I have eukaryotic data (18S, V3-V4) and used Silva database (silva-138-99-nb-classifier). When I compared sequences with NCBI I realized that it’s not unified: sequences were assigned to different species according to database and NCBI. I tried PR2, but it wasn’t much better.
and got a problem that sequences enlisted in annotated_rep-set file don’t match NCBI results, when copied to the browser, and the seventh level of taxonomy is missing.
I tried to built my own reference database from NCBI, I downloaded sequences from desired region and groups, concatenated to the one .fna file and.. got stuck. Maybe someone has an experience in that?

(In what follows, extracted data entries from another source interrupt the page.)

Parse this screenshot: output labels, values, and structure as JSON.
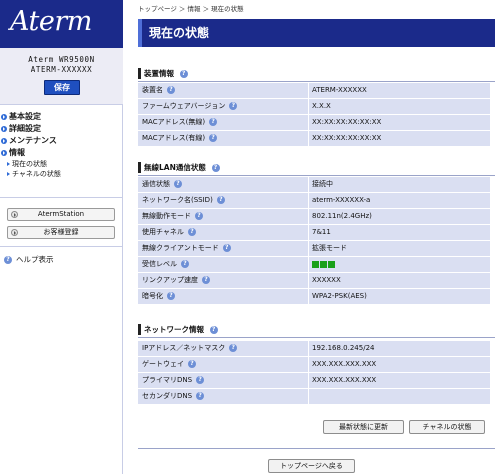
{
  "sidebar": {
    "logo": "Aterm",
    "model_line1": "Aterm WR9500N",
    "model_line2": "ATERM-XXXXXX",
    "save_label": "保存",
    "nav": {
      "basic": "基本設定",
      "advanced": "詳細設定",
      "maintenance": "メンテナンス",
      "info": "情報",
      "sub_status": "現在の状態",
      "sub_channel": "チャネルの状態"
    },
    "aterm_station_label": "AtermStation",
    "register_label": "お客様登録",
    "help_label": "ヘルプ表示"
  },
  "breadcrumb": "トップページ ＞ 情報 ＞ 現在の状態",
  "page_title": "現在の状態",
  "help_glyph": "?",
  "device_info": {
    "heading": "装置情報",
    "rows": [
      {
        "label": "装置名",
        "value": "ATERM-XXXXXX"
      },
      {
        "label": "ファームウェアバージョン",
        "value": "X.X.X"
      },
      {
        "label": "MACアドレス(無線)",
        "value": "XX:XX:XX:XX:XX:XX"
      },
      {
        "label": "MACアドレス(有線)",
        "value": "XX:XX:XX:XX:XX:XX"
      }
    ]
  },
  "wlan_status": {
    "heading": "無線LAN通信状態",
    "rows": [
      {
        "label": "通信状態",
        "value": "接続中"
      },
      {
        "label": "ネットワーク名(SSID)",
        "value": "aterm-XXXXXX-a"
      },
      {
        "label": "無線動作モード",
        "value": "802.11n(2.4GHz)"
      },
      {
        "label": "使用チャネル",
        "value": "7&11"
      },
      {
        "label": "無線クライアントモード",
        "value": "拡張モード"
      },
      {
        "label": "受信レベル",
        "value": ""
      },
      {
        "label": "リンクアップ速度",
        "value": "XXXXXX"
      },
      {
        "label": "暗号化",
        "value": "WPA2-PSK(AES)"
      }
    ],
    "signal_bars": 3,
    "signal_color": "#19a019"
  },
  "network_info": {
    "heading": "ネットワーク情報",
    "rows": [
      {
        "label": "IPアドレス／ネットマスク",
        "value": "192.168.0.245/24"
      },
      {
        "label": "ゲートウェイ",
        "value": "XXX.XXX.XXX.XXX"
      },
      {
        "label": "プライマリDNS",
        "value": "XXX.XXX.XXX.XXX"
      },
      {
        "label": "セカンダリDNS",
        "value": ""
      }
    ]
  },
  "buttons": {
    "refresh": "最新状態に更新",
    "channel_status": "チャネルの状態",
    "back_to_top": "トップページへ戻る"
  },
  "colors": {
    "brand": "#1b2a8a",
    "row_bg": "#dadff2",
    "accent": "#2f6bd6"
  }
}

By default this plugin will only return domain, phylum, class, order , family, genus. You can return any other ranks from SILVA by specifying them via the --p-ranks flag. This will not work for species as SILVA does not curate species taxonomy. We've added an option to append the organism name as the species label, but these can be unreliable (as outlined in the tutorial you linked). If you would really like to use these labels then you'll need to enable the --include-species-labels flag for parsing the SILVA taxonomy. Note the warnings we provide in the tutorial!
Also, different databases curate taxonomy differently, so expect some differences.
Can you share the classification output files (QZVs)? It is difficult to help without looking at the data. What taxonomy are you expecting?
Thank you for sharing these. Nothing appears out of the ordinary. It looks like you are detecting everything but Entamoeba. I spot checked a few sequences via BLAST and they appear to match the classifier taxonomy. Can you please provide explicit examples where the taxonomy is different / problematic?